Page:Zola - Les Trois Villes - Paris, 1898.djvu/93

Le texte de cette page a été corrigé et est conforme au fac-similé.

baron dans le fumoir. Ce dernier fut surpris, car Dutheil d’ordinaire montait comme chez lui. Puis, il pensa que le député lui apportait sans doute, de la Chambre, des nouvelles graves, qu’il désirait lui apprendre tout de suite, à part. Et il suivit le domestique, laissant ensemble Gérard et Silviane.

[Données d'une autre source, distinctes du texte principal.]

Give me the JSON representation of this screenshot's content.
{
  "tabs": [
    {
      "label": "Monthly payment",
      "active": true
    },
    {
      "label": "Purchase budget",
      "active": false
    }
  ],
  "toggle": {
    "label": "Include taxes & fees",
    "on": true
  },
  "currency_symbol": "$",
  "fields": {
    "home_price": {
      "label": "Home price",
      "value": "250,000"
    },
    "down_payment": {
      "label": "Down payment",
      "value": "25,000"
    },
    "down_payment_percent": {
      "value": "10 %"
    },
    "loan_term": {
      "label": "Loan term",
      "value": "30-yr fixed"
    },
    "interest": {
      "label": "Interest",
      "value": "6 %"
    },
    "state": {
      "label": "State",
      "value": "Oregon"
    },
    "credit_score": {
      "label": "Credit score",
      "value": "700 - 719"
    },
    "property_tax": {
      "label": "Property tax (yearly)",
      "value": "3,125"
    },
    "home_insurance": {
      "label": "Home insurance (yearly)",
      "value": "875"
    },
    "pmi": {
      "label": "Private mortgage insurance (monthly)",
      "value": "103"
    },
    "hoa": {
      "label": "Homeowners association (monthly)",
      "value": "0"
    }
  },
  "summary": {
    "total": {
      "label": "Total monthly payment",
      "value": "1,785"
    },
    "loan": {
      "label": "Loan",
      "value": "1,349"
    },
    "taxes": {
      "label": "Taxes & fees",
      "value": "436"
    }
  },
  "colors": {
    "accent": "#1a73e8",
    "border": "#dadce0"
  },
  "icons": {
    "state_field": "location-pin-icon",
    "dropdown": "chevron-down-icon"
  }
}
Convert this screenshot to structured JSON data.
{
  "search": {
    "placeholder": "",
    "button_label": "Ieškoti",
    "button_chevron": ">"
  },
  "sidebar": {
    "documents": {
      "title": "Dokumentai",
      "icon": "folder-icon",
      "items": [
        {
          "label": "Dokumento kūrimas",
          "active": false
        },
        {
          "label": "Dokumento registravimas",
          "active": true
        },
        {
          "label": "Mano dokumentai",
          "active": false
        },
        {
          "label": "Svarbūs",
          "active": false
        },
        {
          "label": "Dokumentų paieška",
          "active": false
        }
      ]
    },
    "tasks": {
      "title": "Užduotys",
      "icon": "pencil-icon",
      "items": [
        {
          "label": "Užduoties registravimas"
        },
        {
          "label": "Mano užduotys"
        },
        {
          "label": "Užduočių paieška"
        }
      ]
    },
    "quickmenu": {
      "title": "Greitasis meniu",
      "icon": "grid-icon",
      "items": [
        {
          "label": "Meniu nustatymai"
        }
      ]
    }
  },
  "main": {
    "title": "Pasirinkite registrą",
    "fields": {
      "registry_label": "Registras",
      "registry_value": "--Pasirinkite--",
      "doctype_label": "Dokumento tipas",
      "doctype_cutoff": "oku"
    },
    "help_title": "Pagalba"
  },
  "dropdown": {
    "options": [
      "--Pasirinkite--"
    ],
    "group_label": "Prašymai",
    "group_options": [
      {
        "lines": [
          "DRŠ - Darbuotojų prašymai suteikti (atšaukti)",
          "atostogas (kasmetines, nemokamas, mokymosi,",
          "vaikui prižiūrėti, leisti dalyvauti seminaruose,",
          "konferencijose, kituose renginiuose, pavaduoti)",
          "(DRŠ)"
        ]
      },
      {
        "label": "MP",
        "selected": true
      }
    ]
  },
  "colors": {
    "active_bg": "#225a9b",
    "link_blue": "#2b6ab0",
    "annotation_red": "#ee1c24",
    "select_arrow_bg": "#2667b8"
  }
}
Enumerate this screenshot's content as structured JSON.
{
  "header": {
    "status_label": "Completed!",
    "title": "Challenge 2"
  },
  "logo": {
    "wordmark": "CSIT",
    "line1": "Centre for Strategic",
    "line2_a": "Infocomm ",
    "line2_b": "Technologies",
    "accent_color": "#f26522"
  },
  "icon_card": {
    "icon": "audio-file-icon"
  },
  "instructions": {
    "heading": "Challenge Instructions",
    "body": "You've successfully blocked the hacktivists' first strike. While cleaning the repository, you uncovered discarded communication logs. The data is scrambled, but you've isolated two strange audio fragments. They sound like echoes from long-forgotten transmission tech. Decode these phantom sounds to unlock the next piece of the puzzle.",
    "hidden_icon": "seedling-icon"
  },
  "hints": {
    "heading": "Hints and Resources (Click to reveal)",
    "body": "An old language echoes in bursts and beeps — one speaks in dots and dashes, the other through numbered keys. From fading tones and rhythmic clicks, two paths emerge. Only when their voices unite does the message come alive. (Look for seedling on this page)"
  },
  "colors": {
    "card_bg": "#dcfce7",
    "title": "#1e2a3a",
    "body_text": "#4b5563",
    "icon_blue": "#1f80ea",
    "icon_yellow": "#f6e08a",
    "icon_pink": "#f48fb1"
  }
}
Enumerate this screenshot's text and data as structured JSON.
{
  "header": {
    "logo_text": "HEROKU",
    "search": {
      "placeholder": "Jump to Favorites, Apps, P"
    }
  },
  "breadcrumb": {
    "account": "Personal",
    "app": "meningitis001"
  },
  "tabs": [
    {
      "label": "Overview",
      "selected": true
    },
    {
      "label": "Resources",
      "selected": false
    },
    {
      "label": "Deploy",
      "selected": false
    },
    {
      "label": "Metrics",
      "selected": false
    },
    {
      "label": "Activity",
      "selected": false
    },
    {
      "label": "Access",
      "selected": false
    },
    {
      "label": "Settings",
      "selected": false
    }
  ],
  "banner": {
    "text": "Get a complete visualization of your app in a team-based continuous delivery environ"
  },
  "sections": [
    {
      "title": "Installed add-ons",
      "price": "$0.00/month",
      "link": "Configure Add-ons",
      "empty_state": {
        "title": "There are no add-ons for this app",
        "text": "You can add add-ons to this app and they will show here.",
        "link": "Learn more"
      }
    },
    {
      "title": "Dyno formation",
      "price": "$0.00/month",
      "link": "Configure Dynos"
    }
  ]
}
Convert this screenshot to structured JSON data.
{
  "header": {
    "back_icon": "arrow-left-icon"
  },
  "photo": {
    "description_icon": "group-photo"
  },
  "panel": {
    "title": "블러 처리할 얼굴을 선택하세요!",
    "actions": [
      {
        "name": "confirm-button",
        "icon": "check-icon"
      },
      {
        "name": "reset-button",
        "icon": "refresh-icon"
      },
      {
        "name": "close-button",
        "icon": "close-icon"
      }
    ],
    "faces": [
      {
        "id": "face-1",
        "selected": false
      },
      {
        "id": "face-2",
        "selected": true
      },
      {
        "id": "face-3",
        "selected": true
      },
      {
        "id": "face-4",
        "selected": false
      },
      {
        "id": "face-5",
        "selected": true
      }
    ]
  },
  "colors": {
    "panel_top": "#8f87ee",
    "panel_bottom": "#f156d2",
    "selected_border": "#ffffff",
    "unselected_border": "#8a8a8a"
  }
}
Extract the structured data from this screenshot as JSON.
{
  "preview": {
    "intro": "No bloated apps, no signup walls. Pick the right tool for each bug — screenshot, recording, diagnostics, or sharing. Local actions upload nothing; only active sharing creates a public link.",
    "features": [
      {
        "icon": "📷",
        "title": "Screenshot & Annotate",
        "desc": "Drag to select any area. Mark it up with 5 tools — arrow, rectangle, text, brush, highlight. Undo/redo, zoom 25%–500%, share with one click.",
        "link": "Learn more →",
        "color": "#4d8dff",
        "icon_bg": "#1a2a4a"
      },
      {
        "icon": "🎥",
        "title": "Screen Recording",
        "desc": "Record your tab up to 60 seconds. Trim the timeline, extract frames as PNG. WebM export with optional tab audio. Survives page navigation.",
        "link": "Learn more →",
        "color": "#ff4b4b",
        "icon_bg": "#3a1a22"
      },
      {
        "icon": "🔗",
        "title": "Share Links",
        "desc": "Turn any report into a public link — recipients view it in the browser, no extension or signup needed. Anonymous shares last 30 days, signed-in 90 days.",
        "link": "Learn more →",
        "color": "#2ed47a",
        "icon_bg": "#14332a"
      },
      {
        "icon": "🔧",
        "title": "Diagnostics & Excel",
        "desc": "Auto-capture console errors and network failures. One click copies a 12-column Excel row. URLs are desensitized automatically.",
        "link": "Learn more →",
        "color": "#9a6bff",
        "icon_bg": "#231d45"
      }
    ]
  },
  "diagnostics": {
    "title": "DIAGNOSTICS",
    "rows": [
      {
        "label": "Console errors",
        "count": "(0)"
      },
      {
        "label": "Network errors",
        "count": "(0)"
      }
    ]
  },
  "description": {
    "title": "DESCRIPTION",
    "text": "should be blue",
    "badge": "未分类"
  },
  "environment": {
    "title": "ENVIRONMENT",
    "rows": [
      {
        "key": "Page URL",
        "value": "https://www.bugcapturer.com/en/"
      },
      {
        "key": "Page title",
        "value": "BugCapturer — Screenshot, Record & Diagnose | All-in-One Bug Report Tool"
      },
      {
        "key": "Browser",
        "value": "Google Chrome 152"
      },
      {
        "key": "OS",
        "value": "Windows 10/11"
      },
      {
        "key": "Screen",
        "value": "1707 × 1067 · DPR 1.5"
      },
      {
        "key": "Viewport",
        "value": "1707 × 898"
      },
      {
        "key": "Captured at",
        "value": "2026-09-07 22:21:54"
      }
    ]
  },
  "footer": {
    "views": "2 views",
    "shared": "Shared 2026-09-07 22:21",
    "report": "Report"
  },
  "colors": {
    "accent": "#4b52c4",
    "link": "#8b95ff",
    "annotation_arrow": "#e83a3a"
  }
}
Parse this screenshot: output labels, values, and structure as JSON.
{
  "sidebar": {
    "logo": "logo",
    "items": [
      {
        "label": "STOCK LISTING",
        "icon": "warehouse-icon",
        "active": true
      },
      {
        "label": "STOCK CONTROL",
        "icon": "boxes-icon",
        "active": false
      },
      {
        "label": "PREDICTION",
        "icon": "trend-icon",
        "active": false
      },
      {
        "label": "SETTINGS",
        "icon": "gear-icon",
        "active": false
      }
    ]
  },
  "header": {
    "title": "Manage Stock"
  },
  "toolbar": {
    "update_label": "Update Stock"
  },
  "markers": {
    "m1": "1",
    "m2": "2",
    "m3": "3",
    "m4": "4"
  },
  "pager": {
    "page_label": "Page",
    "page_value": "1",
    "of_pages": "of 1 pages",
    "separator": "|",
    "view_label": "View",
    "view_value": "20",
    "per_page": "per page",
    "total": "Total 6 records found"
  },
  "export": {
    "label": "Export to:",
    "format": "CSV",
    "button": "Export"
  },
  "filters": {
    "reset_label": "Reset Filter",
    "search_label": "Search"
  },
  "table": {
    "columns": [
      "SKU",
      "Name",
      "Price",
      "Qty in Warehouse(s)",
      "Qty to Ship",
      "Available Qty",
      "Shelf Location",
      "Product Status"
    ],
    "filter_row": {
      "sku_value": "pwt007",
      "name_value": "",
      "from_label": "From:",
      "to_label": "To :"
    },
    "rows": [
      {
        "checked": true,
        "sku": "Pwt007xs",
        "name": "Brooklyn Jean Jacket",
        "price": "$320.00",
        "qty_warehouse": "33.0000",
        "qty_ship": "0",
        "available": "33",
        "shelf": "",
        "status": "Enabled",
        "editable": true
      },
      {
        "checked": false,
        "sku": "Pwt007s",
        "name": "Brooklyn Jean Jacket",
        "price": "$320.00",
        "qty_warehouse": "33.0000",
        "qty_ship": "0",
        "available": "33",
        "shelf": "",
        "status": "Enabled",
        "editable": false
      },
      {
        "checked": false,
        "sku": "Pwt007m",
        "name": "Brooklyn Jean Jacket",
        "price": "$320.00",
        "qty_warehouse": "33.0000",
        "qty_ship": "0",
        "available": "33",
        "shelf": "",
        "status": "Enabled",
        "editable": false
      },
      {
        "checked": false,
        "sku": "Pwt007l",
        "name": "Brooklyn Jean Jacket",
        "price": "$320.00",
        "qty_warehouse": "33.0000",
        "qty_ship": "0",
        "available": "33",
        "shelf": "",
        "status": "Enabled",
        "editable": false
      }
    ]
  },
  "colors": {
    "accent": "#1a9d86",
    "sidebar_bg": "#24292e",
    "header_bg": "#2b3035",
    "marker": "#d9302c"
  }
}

Dans le fumoir, une pièce qui ouvrait directement sur le vestibule par une baie, dont la portière était relevée, Pierre, debout, attendait avec son compagnon, en regardant curieusement autour de lui. Ce qui le frappait, c’était le recueillement presque religieux de cette entrée, les lourdes draperies, les clartés mystiques des vitraux, les meubles anciens baignant dans une ombre de chapelle, aux parfums épars de myrrhe et d’encens. Très gai, Dutheil tapait du bout de sa canne, sur le divan bas, lit d’amour autant que lit de repos.

— Hein ? elle est joliment meublée. Oh ! une fille qui sait son affaire !

Le baron entrait, encore bouleversé, l’air inquiet. Et, sans même apercevoir le prêtre, il voulut savoir.

— Qu’ont-ils fait, là-bas ? les nouvelles sont donc graves ?

— Mège a interpellé, en demandant l’urgence, pour renverser Barroux. Vous voyez d’ici son discours.

— Oui, oui ! contre les bourgeois, contre moi, contre vous. C’est toujours le même… Et alors ?

— Alors, ma foi, l’urgence n’a pas été votée, mais Barroux, malgré une très belle défense, n’a eu qu’une majorité de deux voix.

— Deux voix, fichtre ! il est par terre, c’est un ministère Vignon pour la semaine prochaine.

— Tout le monde le disait dans les couloirs.

Le baron, les sourcils froncés, comme s’il eût pesé ce qu’un tel événement pouvait apporter au monde de bon ou de mauvais, eut un geste mécontent.